Insulin Mechanism

Insulin binds to specific, high-affinity receptors in the cell membrane of most tissues, including liver, muscle, and adipose. This is the first step in a cascade of reactions ultimately leading to a diverse array of biologic actions (Fig. 1).

Figure 1: Mechanism of action of insulin. = phosphate; Tyr = tyrosine; S-S = disulfide bond.
1. Insulin receptor: The insulin receptor is synthesized as a single polypeptide that is glycosylated and cleaved into α and β subunits, which are then assembled into a tetramer linked by disulfide bonds (see Fig. 1). The extracellular α subunits contain the insulin-binding site. A hydrophobic domain in each β subunit spans the plasma membrane. The cytosolic domain of the β subunit is a tyrosine kinase, which is activated by insulin. As a result, the insulin receptor is classified as a tyrosine kinase receptor.
2. Signal transduction: The binding of insulin to the α subunits of the insulin receptor induces conformational changes that are transmitted to the β subunits. This promotes a rapid autophosphorylation of specific tyrosine residues on each β subunit (see Fig. 1). Autophosphorylation initiates a cascade of cell-signaling responses, including phosphorylation of a family of proteins called insulin receptor substrates (IRS). At least four IRS have been identified that show similar structures but different tissue distributions. Phosphorylated IRS proteins interact with other signaling molecules through specific domains (known as SH2), activating a number of pathways that affect gene expression, cell metabolism, and growth. The actions of insulin are terminated by
dephosphorylation of the receptor.
3. Membrane effects: Glucose transport in some tissues, such as muscle and adipose, increases in the presence of insulin (Fig. 2). Insulin promotes movement of insulin-sensitive glucose transporters (GLUT-4) from a pool located in intracellular vesicles to the cell membrane. [Note: Movement is the result of a signaling cascade in which an IRS binds to and activates a kinase (phosphoinositide 3-kinase), leading to phosphorylation of the membrane phospholipid phosphatidylinositol 4,5-bisphosphate (PIP2) to the 3,4,5-trisphosphate form (PIP3) that binds to and activates phosphoinositide-dependent kinase 1. This kinase, in turn, activates Akt (or protein kinase B), resulting in GLUT-4 movement.] In contrast, other tissues have insulin-insensitive systems for glucose transport (Fig. 3). For example, hepatocytes, erythrocytes, and cells of the nervous system, intestinal mucosa, renal tubules, and cornea do not require insulin for glucose uptake.

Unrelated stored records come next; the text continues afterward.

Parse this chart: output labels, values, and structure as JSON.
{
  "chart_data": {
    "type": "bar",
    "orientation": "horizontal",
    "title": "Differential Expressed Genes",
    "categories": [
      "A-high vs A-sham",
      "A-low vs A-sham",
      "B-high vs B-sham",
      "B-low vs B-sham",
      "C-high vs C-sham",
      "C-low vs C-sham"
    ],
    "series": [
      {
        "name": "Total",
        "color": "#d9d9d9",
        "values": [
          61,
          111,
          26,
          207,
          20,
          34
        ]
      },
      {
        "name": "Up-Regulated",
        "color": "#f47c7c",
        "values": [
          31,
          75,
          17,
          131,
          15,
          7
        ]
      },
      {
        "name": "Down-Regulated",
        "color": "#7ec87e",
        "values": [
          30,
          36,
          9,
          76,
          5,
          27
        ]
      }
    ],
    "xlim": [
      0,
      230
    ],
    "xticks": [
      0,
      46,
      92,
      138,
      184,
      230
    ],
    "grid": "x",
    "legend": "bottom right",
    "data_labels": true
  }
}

Figure 2: Insulin-mediated recruitment of GLUT-4 from intracellular stores to the cell membrane in skeletal and cardiac muscle and adipose tissue. S-S = disulfide bond.

Figure 3:  Characteristics of glucose transport in various tissues.

4. Receptor regulation: Binding of insulin is followed by internalization of the hormone–receptor complex. Once inside the cell, insulin is degraded in the lysosomes. The receptors may be degraded, but most are recycled to the cell surface. [Note: Elevated levels of insulin promote the degradation of receptors, thereby decreasing the number of surface receptors. This is one type of downregulation.]
5. Time course: The binding of insulin provokes a wide range of actions. The most immediate response is an increase in glucose transport into adipocytes and skeletal and cardiac muscle cells that occurs within seconds of insulin binding to its membrane receptor. Insulin-induced changes in enzymic activity in many cell types occur over minutes to hours and reflect changes in the phosphorylation states of existing proteins. Insulin-induced increase in the amount of many enzymes, such as glucokinase, liver pyruvate kinase, acetyl coenzyme A (CoA) carboxylase (ACC), and fatty acid synthase, requires hours to days.
These changes reflect an increase in gene expression through increased transcription (mediated by sterol regulatory element–binding protein-1c) and translation.